A janela partidária teve início em 5 de março, abrindo um período no qual deputados estaduais, federais e distritais pudessem trocar de partido sem o risco de perder o mandato. O primeiro na região a mudar de ares foi o deputado estadual Oseias de Madureira, que deixou o PSD para se filiar ao PL. Segundo a assessoria do parlamentar – também pastor e presidente da Assembleia de Deus Madureira em São Bernardo –, a decisão se deu por um novo projeto político voltado à reeleição, em alinhamento com as lideranças da igreja.

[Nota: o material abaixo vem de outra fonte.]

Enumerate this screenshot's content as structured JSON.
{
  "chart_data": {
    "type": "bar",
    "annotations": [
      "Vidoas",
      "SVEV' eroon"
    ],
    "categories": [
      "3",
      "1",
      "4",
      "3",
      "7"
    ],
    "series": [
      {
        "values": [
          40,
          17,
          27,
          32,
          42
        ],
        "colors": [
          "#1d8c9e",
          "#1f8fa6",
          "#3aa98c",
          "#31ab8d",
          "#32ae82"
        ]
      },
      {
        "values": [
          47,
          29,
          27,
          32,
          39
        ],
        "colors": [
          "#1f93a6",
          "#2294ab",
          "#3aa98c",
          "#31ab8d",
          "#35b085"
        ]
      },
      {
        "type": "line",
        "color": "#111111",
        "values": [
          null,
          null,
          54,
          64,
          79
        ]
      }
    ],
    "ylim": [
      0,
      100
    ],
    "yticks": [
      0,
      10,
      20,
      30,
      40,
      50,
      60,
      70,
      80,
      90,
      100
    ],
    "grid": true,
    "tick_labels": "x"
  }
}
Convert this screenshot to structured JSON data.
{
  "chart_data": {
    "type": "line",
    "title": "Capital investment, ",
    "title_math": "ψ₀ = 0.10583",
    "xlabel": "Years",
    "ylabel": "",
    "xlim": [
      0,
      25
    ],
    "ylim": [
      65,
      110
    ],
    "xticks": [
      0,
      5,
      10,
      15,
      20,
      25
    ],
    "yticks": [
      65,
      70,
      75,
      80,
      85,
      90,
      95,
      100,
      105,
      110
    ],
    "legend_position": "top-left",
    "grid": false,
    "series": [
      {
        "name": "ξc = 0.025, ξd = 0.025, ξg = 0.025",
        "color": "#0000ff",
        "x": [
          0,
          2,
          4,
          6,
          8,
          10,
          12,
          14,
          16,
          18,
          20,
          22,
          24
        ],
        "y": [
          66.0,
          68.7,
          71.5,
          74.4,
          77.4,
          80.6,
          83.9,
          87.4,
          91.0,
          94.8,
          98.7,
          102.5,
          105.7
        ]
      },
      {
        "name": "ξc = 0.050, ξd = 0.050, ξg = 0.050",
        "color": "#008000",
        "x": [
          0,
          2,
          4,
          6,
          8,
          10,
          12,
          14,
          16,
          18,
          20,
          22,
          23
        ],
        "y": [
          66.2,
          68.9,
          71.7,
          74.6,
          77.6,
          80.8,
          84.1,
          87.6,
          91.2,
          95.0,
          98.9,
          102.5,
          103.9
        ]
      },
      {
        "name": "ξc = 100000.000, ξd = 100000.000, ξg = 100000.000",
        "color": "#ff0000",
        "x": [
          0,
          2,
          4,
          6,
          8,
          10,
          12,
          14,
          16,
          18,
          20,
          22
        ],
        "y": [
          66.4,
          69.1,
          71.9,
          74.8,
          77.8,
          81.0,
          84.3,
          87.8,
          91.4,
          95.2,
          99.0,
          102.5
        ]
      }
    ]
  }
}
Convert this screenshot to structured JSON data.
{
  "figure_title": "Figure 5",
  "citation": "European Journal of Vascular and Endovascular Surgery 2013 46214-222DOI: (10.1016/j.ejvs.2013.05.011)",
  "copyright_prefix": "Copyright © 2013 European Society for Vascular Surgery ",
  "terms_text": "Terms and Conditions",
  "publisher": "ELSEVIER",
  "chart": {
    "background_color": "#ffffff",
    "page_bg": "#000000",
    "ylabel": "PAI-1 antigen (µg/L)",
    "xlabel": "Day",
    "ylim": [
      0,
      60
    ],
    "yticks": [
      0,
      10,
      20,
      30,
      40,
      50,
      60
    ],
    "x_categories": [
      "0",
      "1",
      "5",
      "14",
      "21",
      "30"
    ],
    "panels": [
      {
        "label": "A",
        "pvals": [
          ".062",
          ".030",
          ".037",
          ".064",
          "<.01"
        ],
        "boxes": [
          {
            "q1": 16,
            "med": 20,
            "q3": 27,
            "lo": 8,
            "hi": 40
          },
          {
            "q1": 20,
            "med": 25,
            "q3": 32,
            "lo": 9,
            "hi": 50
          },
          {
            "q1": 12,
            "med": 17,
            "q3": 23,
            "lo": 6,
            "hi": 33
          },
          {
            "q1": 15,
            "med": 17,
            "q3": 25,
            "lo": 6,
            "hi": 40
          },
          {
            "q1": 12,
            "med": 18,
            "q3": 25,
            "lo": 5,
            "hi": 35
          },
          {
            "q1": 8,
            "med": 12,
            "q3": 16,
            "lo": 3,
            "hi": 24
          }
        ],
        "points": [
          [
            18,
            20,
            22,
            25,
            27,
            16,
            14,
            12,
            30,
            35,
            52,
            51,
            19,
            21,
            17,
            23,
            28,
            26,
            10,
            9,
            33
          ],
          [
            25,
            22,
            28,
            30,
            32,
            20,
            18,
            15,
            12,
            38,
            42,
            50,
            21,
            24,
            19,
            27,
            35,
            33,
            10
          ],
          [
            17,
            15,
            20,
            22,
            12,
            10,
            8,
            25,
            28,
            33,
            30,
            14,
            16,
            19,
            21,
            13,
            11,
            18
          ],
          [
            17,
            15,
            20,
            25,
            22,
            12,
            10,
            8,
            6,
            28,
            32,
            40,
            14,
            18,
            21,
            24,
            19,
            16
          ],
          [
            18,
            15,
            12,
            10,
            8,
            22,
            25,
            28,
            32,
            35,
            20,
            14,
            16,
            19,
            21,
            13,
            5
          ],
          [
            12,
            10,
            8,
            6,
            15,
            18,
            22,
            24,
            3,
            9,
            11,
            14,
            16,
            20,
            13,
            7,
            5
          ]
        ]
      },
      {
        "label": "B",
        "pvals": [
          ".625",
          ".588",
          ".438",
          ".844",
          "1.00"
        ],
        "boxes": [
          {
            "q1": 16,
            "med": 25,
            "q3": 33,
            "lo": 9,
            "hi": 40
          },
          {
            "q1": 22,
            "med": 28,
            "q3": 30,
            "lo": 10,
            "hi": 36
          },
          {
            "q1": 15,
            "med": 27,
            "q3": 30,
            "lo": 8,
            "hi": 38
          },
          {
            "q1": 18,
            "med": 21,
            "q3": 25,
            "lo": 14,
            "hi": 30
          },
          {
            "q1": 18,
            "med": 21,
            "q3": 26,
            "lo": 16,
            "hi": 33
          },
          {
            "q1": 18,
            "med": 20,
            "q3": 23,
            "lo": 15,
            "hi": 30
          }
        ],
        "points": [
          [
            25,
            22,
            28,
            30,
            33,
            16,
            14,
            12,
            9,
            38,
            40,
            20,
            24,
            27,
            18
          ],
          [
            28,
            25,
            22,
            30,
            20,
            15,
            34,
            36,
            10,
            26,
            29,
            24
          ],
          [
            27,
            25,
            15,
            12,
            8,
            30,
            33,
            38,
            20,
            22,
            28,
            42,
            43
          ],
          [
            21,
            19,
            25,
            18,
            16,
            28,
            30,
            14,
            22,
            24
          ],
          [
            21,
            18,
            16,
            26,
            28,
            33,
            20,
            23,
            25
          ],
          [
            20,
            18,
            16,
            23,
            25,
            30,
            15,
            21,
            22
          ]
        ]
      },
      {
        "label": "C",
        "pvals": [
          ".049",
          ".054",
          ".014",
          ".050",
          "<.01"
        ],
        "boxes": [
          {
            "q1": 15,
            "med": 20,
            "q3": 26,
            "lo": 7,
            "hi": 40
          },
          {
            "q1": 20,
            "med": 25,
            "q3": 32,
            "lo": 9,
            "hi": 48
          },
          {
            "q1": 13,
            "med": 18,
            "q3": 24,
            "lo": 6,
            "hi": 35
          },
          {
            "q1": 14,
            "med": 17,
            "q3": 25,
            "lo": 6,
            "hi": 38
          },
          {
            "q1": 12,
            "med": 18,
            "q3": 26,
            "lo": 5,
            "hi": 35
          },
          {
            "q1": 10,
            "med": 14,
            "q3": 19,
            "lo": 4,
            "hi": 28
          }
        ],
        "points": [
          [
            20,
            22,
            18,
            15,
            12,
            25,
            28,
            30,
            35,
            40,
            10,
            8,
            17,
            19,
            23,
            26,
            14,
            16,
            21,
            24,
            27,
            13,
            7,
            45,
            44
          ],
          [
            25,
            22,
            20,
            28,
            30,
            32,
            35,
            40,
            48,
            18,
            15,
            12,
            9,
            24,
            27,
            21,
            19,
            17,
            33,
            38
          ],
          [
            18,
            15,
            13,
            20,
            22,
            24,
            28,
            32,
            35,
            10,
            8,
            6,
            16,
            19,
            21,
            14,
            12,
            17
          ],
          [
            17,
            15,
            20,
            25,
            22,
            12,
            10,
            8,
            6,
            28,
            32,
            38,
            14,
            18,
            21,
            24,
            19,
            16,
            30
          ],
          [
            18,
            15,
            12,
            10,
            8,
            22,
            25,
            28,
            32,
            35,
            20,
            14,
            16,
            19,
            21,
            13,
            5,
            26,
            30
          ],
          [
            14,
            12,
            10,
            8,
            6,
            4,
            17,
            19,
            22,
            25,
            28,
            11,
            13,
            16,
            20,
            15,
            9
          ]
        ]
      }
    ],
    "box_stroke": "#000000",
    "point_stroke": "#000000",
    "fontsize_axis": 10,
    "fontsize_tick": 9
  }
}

Uma saída já desenhada há meses foi de Carla Morando da bancada do PSDB na Alesp, por causa dos atritos políticos entre Orlando Morando (MDB), marido e pré-candidato a deputado federal, com o presidente estadual da sigla tucana, Paulo Serra, que também vai concorrer a uma das 70 cadeiras da bancada paulista em Brasília. A filiação da legisladora, com candidatura certa para reeleição, ao PSD ocorreu em 1º de abril, acompanhada do emedebista e do mandatário nacional da legenda, Gilberto Kassab.
PSD foi justamente o partido que mais cresceu na Alesp, na medida que puxou ao todo sete deputados estaduais eleitos pelo esvaziado PSDB. Com esse cenário, a legenda de Kassab passou a ter a terceira maior bancada na Casa, com 11 parlamentares, atrás somente de PL, com 22 cadeiras, e PT, 18. Por sua vez, os tucanos, que ainda perderam Bruna Furlan para o Republicanos, tiveram como atenuante a vinda de Ana Carolina Serra, mulher de Paulo Serra, após deixar o Cidadania.
Com o sonho de voltar a ser prefeito de Mauá, cargo que exerceu entre 2017 e 2020, Atila deixou o União Brasil ao sentir que não teria sua candidatura à reeleição como prioridade no partido. Desse modo, o seu destino foi o PRD, conforme noticiado pelo Diário. A busca pelo terceiro mandato na Alesp é vista como fundamental para o deputado vir forte na eleição pelo Paço mauaense em 2028.
CÂMARA FEDERAL
Na bancada de deputados federais do Grande ABC – composta também por Vicente Paulo da Silva, o Vicentinho (PT), e Alex Manente (Cidadania) –, Marangoni deixou o União Brasil para se filiar ao Podemos. O partido, sob o comando da também parlamentar Renata Abreu (SP), quase dobrou sua bancada na Câmara Federal nesta última janela de transferência partidária, passando de 15 para 27 cadeiras ocupadas.
No cenário geral, o União Brasil foi o que mais saiu perdendo nesse período de mudanças de partido. A legenda garantiu, nas eleições de 2022, 59 assentos na Câmara, mas perdeu 16 representantes nas suas fileiras. Na outra ponta, o PL, do senador e pré-candidato à presidência Flávio Bolsonaro (RJ), foi o maior vitorioso na janela, saltando de 87 para 101 parlamentares. Já o PT, do presidente Luiz Inácio Lula da Silva, segue como o segundo maior partido da Casa, agora com 66 deputados.